糖尿病视网膜病变(DR)分级中的差异已有充分记录,视网膜无灌注(RNP)量化带来了更大挑战。本研究评估了DR评估中分级者间的一致性,重点关注定性严重程度分级和定量RNP测量。我们旨在通过结构化共识会议提高一致性。
对来自50只眼睛(36名患者)的100次比较进行了回顾性分析。两名配对的医学视网膜专科住院医师对超广角彩色眼底照片(CFP)和眼底荧光血管造影(FFA)图像进行分级。CFP评估包括使用国际临床糖尿病视网膜病变(ICDR)分级系统、糖尿病视网膜病变严重程度量表(DRSS)以及主要周边病变(PPL)来评估DR严重程度。基于FFA的RNP被定义为灰度与黄斑无血管区匹配的毛细血管缺失。由一位资深专家每周进行裁决以解决差异。使用Cohen's kappa(定性DRSS)和组内相关系数(ICC)(定量RNP)评估分级者间的一致性。Bland - Altman分析评估偏差和变异性。

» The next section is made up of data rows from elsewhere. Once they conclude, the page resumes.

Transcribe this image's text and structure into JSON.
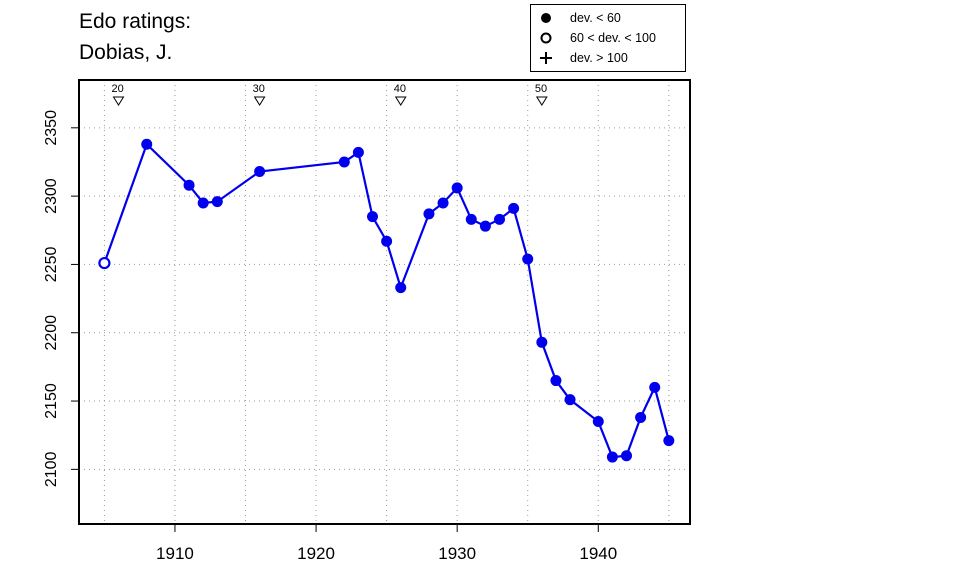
{
  "title": [
    "Edo ratings:",
    "Dobias, J."
  ],
  "legend": {
    "items": [
      {
        "label": "dev. < 60",
        "symbol": "filled-circle"
      },
      {
        "label": "60 < dev. < 100",
        "symbol": "open-circle"
      },
      {
        "label": "dev. > 100",
        "symbol": "plus"
      }
    ],
    "placement": "top-right"
  },
  "colors": {
    "series": "#0000ee",
    "axis": "#000000",
    "grid": "#999999"
  },
  "chart_data": {
    "type": "line",
    "title": "Edo ratings: Dobias, J.",
    "xlabel": "",
    "ylabel": "",
    "xlim": [
      1903.2,
      1946.5
    ],
    "ylim": [
      2060,
      2385
    ],
    "grid": true,
    "xticks": [
      1910,
      1920,
      1930,
      1940
    ],
    "yticks": [
      2100,
      2150,
      2200,
      2250,
      2300,
      2350
    ],
    "series": [
      {
        "x": [
          1905,
          1908,
          1911,
          1912,
          1913,
          1916,
          1922,
          1923,
          1924,
          1925,
          1926,
          1928,
          1929,
          1930,
          1931,
          1932,
          1933,
          1934,
          1935,
          1936,
          1937,
          1938,
          1940,
          1941,
          1942,
          1943,
          1944,
          1945
        ],
        "y": [
          2251,
          2338,
          2308,
          2295,
          2296,
          2318,
          2325,
          2332,
          2285,
          2267,
          2233,
          2287,
          2295,
          2306,
          2283,
          2278,
          2283,
          2291,
          2254,
          2193,
          2165,
          2151,
          2135,
          2109,
          2110,
          2138,
          2160,
          2121
        ],
        "deviation": [
          "60-100",
          "<60",
          "<60",
          "<60",
          "<60",
          "<60",
          "<60",
          "<60",
          "<60",
          "<60",
          "<60",
          "<60",
          "<60",
          "<60",
          "<60",
          "<60",
          "<60",
          "<60",
          "<60",
          "<60",
          "<60",
          "<60",
          "<60",
          "<60",
          "<60",
          "<60",
          "<60",
          "<60"
        ]
      }
    ],
    "game_markers": [
      {
        "label": "20",
        "x": 1906
      },
      {
        "label": "30",
        "x": 1916
      },
      {
        "label": "40",
        "x": 1926
      },
      {
        "label": "50",
        "x": 1936
      }
    ]
  }
}
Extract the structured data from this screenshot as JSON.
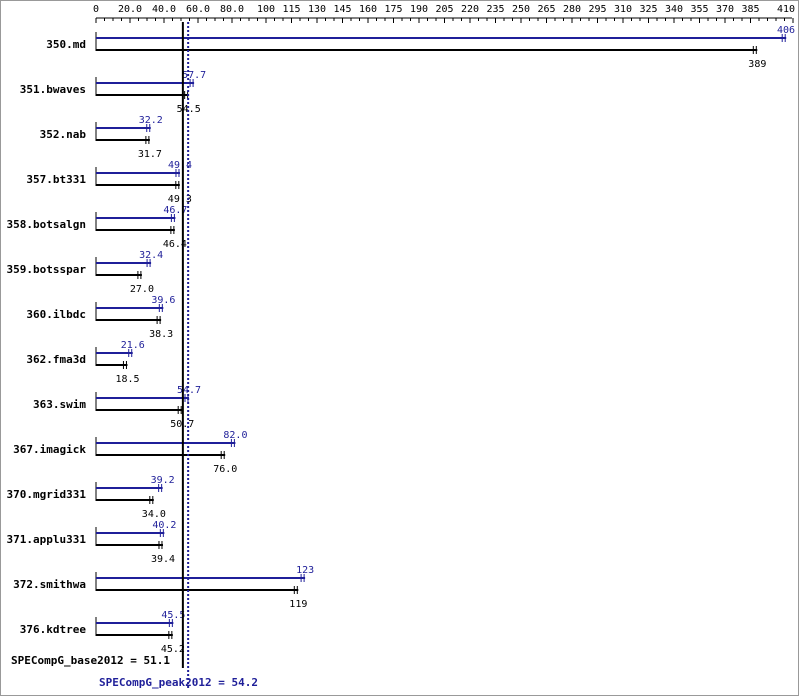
{
  "chart_data": {
    "type": "bar",
    "orientation": "horizontal",
    "x_ticks": [
      0,
      20,
      40,
      60,
      80,
      100,
      115,
      130,
      145,
      160,
      175,
      190,
      205,
      220,
      235,
      250,
      265,
      280,
      295,
      310,
      325,
      340,
      355,
      370,
      385,
      410
    ],
    "x_tick_labels": [
      "0",
      "20.0",
      "40.0",
      "60.0",
      "80.0",
      "100",
      "115",
      "130",
      "145",
      "160",
      "175",
      "190",
      "205",
      "220",
      "235",
      "250",
      "265",
      "280",
      "295",
      "310",
      "325",
      "340",
      "355",
      "370",
      "385",
      "410"
    ],
    "xlim": [
      0,
      410
    ],
    "categories": [
      "350.md",
      "351.bwaves",
      "352.nab",
      "357.bt331",
      "358.botsalgn",
      "359.botsspar",
      "360.ilbdc",
      "362.fma3d",
      "363.swim",
      "367.imagick",
      "370.mgrid331",
      "371.applu331",
      "372.smithwa",
      "376.kdtree"
    ],
    "series": [
      {
        "role": "peak",
        "color": "#1f1f99",
        "values": [
          406,
          57.7,
          32.2,
          49.4,
          46.7,
          32.4,
          39.6,
          21.6,
          54.7,
          82.0,
          39.2,
          40.2,
          123,
          45.5
        ],
        "labels": [
          "406",
          "57.7",
          "32.2",
          "49.4",
          "46.7",
          "32.4",
          "39.6",
          "21.6",
          "54.7",
          "82.0",
          "39.2",
          "40.2",
          "123",
          "45.5"
        ]
      },
      {
        "role": "base",
        "color": "#000000",
        "values": [
          389,
          54.5,
          31.7,
          49.3,
          46.4,
          27.0,
          38.3,
          18.5,
          50.7,
          76.0,
          34.0,
          39.4,
          119,
          45.2
        ],
        "labels": [
          "389",
          "54.5",
          "31.7",
          "49.3",
          "46.4",
          "27.0",
          "38.3",
          "18.5",
          "50.7",
          "76.0",
          "34.0",
          "39.4",
          "119",
          "45.2"
        ]
      }
    ],
    "summary": {
      "base_label": "SPECompG_base2012 = 51.1",
      "base_value": 51.1,
      "peak_label": "SPECompG_peak2012 = 54.2",
      "peak_value": 54.2
    }
  }
}
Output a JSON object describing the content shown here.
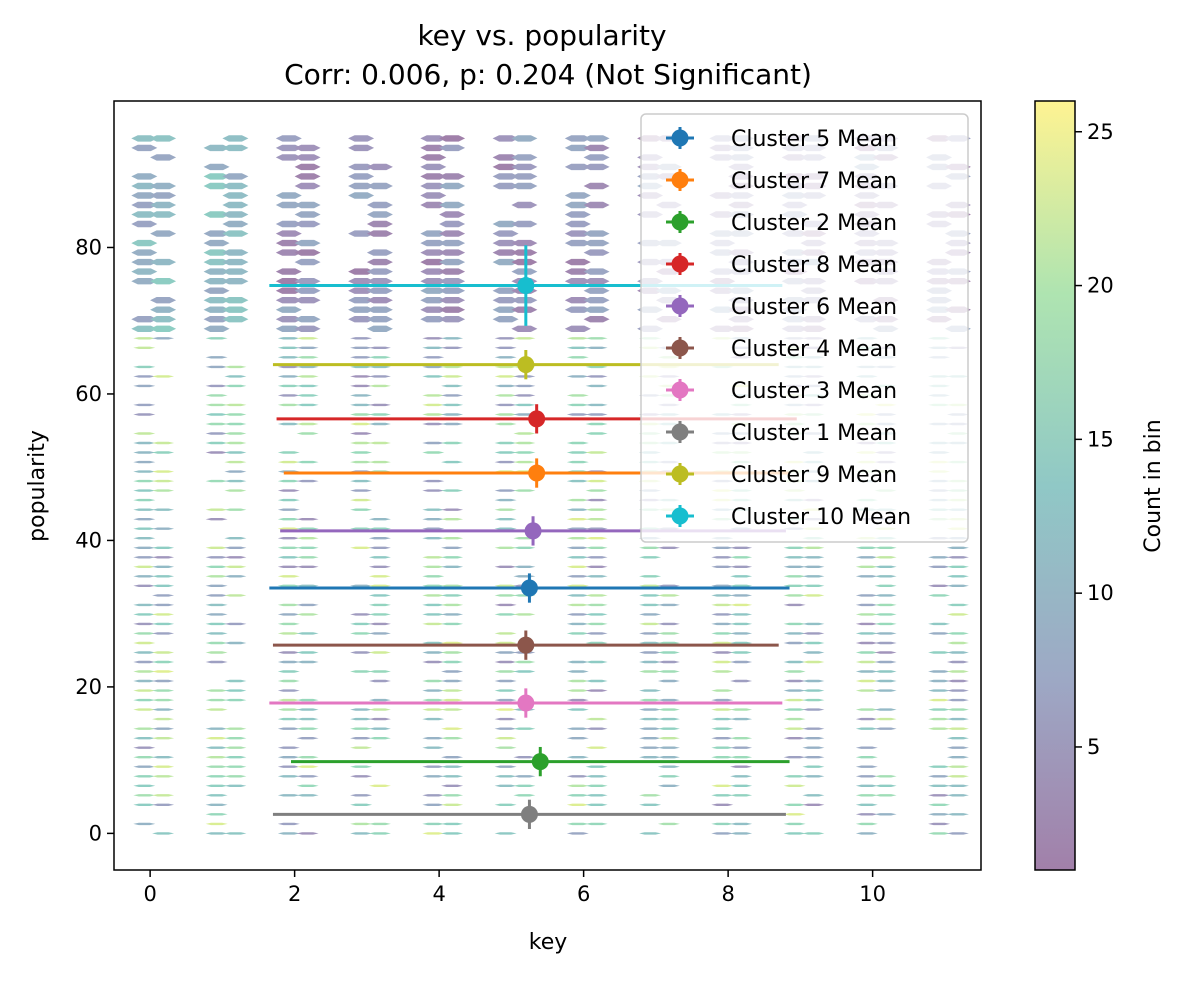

经过八次共识会议后,CFP分级一致性提高到优秀:kappa = 91%(ICDR DR严重程度)、89%(DRSS)和89%(PPL)。基于FFA的PPL一致性达到100%。对于RNP,无灌注指数(NPI)显示出中等的总体ICC(0.49),区域ICC范围为0.40至0.57(在鼻侧区域最高,ICC = 0.57)。Bland - Altman分析显示平均NPI差异为0.12(范围:-0.11至0.35),表明尽管存在异常值,但变异性可接受。
结构化共识培训在DR严重程度和PPL分级方面实现了优秀的分级者间一致性,支持了超广角成像的临床可靠性。然而,RNP测量的变异性突出了需要标准化方案和自动化工具以提高可重复性。这一过程对于开发强大的基于人工智能的筛查系统至关重要。